New Hampshire’s current budget “crisis” is widely attributed to excessive spending. Unfortunately, the simplicity of the argument obscures the uncomfortable fact of a failed and outdated revenue structure.
Nowhere are the consequences of this failure more evident than the likely limitation of services for the 100,000 people who rely on community health centers, the 41,000 individuals depending on community mental health centers, and the 36,000 clients (1.3 million visits) provided by licensed home health care providers. What this adds up to is that one out of 10 of us depend on public dollars.
The structural revenue deficit has been well recognized (and ignored) since 1992, when the state’s auditor called attention to the reality that state expenditures automatically grow faster than revenue. What this means, in plain English, is that our revenue cannot keep pace with inflation-adjusted expenses, let alone fund any new proposals. Simply to keep even, each budget requires new revenue (increases in existing taxes) and/or expenditure reductions in existing programs. The report further warned against the use of the structural deficit as a political weapon to bludgeon the other political party, a warning that has been regularly dismissed.
If New Hampshire’s structural deficit is so severe, how have we gotten along thus far? And why can’t we continue on this course? The answer is that the chasm between revenue and inflation-adjusted expenses has been covered by two enormous windfalls and two legislative actions: Since 1993, approximately $2.5 billion has flowed into New Hampshire from a loophole in the Medicaid law and the funds from the national tobacco settlement.
The two most important legislative actions were an income tax on small-business employees called the business enterprise tax, enacted in 1993, and the $100 million Health Care Transition Fund (1995) to be used for health-related purposes. In 2003, the last $31 million of this reserve vanished into the state’s general fund.
Every elected official from 1992 through 2002 should be especially grateful to the windfalls that rescued more than one political career from oblivion, making it possible to avoid serious discussion of how to address the structural deficit while creating the illusion that we are immune from the changes that are occurring in our state, our nation and the world.
No more windfalls
New Hampshire is fresh out of windfalls. Additionally, we’ve pushed business taxes about as far as they can go. In fact, the state’s singular reliance on business taxes poses a serious threat. In 2003, business taxes generated 18 percent of state revenue; in 2007, business taxes generated 26 percent of state revenue — a growth rate that is unlikely to be sustained. No other state has such a large percentage of state revenue coming from business taxes.
Finally, from a public health point of view, is it wise to encourage our residents to smoke and drink - through the sale of alcohol and the cigarette tax - when the total increase in health-care expenditures regularly outstrips the rise in our gross state product and currently consumes 16 percent of our economy?

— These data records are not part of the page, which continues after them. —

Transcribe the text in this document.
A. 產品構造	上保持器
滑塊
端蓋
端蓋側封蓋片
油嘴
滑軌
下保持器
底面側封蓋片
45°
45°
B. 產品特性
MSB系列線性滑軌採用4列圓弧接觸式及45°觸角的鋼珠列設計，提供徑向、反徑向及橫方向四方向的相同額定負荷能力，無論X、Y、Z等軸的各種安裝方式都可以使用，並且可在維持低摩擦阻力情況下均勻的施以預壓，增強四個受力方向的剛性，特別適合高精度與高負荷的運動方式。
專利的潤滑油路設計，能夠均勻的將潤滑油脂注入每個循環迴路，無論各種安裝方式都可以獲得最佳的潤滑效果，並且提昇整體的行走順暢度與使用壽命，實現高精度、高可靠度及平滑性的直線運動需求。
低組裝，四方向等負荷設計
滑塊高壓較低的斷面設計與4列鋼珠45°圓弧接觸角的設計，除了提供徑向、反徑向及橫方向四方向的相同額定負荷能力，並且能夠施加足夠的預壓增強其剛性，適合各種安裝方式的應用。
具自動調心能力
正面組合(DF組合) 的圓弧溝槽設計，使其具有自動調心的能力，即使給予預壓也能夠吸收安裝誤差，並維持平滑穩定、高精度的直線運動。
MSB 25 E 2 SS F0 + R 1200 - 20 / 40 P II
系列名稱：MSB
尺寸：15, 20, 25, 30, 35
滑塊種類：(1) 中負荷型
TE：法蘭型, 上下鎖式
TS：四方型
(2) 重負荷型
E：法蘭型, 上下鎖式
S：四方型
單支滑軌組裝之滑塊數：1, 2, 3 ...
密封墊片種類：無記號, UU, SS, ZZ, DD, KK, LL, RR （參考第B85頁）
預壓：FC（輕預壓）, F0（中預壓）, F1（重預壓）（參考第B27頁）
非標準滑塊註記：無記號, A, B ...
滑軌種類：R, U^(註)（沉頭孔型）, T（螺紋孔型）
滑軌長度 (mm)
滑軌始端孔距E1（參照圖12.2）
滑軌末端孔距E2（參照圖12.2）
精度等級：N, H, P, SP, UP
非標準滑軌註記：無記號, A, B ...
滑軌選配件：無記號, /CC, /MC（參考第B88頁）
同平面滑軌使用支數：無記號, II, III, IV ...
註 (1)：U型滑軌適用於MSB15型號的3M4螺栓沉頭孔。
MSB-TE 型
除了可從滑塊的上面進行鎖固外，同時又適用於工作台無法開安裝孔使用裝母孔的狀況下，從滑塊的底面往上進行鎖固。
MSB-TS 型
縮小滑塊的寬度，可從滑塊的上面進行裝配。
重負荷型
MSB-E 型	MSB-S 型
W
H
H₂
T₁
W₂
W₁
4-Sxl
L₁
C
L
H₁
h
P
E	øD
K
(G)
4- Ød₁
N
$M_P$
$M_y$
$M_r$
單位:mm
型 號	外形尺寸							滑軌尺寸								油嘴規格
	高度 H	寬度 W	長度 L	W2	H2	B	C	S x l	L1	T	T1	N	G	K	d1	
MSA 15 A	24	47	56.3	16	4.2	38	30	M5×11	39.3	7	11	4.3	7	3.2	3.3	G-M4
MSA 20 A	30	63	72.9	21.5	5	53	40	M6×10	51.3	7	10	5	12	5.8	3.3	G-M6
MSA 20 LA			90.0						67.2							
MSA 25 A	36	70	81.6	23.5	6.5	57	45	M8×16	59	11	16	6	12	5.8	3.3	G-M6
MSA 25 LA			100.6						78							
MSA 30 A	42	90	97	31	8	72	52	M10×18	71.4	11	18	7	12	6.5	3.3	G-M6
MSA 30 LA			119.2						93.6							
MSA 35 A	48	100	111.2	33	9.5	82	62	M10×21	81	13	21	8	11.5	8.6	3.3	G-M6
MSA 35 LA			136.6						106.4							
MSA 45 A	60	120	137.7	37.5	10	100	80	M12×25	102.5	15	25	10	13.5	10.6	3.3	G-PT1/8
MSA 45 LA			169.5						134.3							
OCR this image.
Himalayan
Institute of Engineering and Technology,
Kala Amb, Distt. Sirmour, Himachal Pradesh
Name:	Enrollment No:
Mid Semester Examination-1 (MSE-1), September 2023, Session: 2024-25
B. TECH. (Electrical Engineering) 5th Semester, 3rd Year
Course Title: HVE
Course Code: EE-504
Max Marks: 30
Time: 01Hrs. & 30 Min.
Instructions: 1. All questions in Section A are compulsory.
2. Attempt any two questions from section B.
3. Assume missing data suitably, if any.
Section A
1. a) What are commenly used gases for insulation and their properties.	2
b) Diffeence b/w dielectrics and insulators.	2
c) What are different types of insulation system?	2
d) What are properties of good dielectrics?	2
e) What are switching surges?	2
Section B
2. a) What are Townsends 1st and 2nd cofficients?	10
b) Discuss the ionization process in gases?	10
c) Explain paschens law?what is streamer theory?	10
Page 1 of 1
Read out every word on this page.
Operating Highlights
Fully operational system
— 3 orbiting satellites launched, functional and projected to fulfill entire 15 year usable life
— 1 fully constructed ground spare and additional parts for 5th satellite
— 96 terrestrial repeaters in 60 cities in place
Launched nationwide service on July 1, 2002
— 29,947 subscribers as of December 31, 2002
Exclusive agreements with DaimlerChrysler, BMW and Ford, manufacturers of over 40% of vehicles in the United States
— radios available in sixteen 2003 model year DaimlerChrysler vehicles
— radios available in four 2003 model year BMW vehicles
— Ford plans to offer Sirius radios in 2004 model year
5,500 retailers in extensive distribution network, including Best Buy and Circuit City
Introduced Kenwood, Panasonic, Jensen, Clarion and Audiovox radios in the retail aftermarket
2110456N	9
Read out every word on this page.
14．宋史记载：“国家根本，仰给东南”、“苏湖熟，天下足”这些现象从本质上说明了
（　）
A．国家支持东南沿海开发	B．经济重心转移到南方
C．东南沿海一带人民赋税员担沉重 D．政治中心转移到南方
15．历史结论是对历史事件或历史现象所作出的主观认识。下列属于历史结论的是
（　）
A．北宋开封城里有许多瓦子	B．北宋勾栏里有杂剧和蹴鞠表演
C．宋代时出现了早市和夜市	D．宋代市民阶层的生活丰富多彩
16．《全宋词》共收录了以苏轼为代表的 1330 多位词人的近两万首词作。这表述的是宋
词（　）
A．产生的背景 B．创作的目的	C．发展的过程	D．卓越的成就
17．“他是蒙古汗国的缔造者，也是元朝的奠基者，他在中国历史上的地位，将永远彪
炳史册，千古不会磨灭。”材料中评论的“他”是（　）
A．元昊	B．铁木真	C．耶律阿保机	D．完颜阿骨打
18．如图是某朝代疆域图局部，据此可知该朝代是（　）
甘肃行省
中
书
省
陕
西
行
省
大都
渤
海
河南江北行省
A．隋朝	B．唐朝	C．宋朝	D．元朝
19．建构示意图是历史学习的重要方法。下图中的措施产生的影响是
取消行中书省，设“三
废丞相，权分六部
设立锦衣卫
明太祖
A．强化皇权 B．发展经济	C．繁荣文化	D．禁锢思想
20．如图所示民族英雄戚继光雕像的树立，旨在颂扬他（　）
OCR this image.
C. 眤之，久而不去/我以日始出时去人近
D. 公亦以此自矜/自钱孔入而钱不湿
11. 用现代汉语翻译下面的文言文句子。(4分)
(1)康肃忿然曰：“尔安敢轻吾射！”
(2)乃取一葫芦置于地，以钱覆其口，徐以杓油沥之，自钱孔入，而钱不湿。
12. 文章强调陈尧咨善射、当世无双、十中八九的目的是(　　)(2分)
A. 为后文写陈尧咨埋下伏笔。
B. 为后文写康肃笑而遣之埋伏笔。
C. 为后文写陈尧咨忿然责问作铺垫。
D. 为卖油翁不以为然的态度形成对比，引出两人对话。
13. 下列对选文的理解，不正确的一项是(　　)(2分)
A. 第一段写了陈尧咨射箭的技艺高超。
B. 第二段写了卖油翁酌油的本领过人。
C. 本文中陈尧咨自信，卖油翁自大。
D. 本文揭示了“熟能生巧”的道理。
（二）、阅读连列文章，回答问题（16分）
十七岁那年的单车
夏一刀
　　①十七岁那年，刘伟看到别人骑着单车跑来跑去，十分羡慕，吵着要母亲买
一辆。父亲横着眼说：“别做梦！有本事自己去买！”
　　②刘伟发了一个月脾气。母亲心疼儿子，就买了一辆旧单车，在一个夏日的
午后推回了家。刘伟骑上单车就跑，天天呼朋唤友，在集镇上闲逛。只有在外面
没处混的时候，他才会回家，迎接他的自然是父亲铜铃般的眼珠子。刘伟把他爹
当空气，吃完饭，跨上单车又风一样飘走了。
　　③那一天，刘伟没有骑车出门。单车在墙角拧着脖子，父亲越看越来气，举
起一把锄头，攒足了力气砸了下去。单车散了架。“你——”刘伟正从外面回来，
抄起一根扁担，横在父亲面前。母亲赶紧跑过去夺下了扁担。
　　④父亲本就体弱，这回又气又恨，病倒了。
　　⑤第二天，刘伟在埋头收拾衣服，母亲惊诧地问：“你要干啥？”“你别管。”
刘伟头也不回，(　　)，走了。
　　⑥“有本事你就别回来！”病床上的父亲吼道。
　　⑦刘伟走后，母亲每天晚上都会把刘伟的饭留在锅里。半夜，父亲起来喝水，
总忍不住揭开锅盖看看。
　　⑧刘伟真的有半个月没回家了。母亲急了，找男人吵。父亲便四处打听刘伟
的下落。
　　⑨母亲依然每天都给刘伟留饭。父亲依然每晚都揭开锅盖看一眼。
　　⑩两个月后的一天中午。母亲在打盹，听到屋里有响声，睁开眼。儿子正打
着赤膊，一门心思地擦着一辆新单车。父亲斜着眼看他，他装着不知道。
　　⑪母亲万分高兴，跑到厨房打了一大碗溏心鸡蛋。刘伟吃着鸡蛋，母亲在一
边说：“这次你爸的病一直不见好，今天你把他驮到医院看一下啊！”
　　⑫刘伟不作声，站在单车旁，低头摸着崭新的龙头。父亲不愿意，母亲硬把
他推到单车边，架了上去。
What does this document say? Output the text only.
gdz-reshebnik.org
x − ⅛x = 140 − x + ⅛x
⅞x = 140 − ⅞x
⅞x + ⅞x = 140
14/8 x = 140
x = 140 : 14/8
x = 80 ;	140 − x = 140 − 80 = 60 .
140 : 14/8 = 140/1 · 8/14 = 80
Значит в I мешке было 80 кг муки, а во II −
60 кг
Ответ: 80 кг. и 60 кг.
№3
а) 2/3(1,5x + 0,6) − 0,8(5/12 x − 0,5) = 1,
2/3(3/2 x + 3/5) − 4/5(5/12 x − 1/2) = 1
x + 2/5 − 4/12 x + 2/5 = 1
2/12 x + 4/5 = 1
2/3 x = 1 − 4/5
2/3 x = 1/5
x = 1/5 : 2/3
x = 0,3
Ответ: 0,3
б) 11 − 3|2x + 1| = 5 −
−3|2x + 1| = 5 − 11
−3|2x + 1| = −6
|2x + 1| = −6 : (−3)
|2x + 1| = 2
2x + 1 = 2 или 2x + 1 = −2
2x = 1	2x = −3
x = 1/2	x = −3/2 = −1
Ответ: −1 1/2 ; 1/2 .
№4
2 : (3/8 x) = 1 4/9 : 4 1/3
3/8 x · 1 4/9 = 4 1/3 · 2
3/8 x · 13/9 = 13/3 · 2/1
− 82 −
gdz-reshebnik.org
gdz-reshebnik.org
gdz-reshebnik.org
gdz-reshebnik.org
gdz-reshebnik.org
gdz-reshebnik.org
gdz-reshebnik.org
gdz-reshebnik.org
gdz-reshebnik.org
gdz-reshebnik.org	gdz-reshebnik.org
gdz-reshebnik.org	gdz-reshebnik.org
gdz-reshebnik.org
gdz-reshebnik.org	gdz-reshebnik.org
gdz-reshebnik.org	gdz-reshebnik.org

New Hampshire does not have a “spending problem”; we have a “revenue problem” that will soon explode. So let’s take state revenue and tax structures off the political taboo list and enter into a civil discussion of how to make state government and local communities responsive to the growing number of New Hampshire residents who need our collective assistance.
Of course, if one is fortunate enough to not need the resources of state or local government, the anti-tax, anti-revenue argument will prevail, leaving those who depend on public services out of luck. But none of us can know for sure whether a child with developmental disabilities, autism, brain damage or chronic illness will enter our families and become an unimagined responsibility. We cannot predict when an elderly parent will need care at home. And who among us can deny the possibility that mental illness or substance abuse will affect ourselves or those whose lives we share?
We are all vulnerable, and many of us may at some point need help. Unless we can openly and honestly address the structural deficit, when we seek assistance, this is what we may hear: “The services you requested are no longer available due to a revenue problem.”
James W. Squires of Hollis, a retired physician, served in the state Senate from 1997 to 2001, where he was a member of the Finance Committee and chairman of the Public Institutions, Health and Human Services Committee.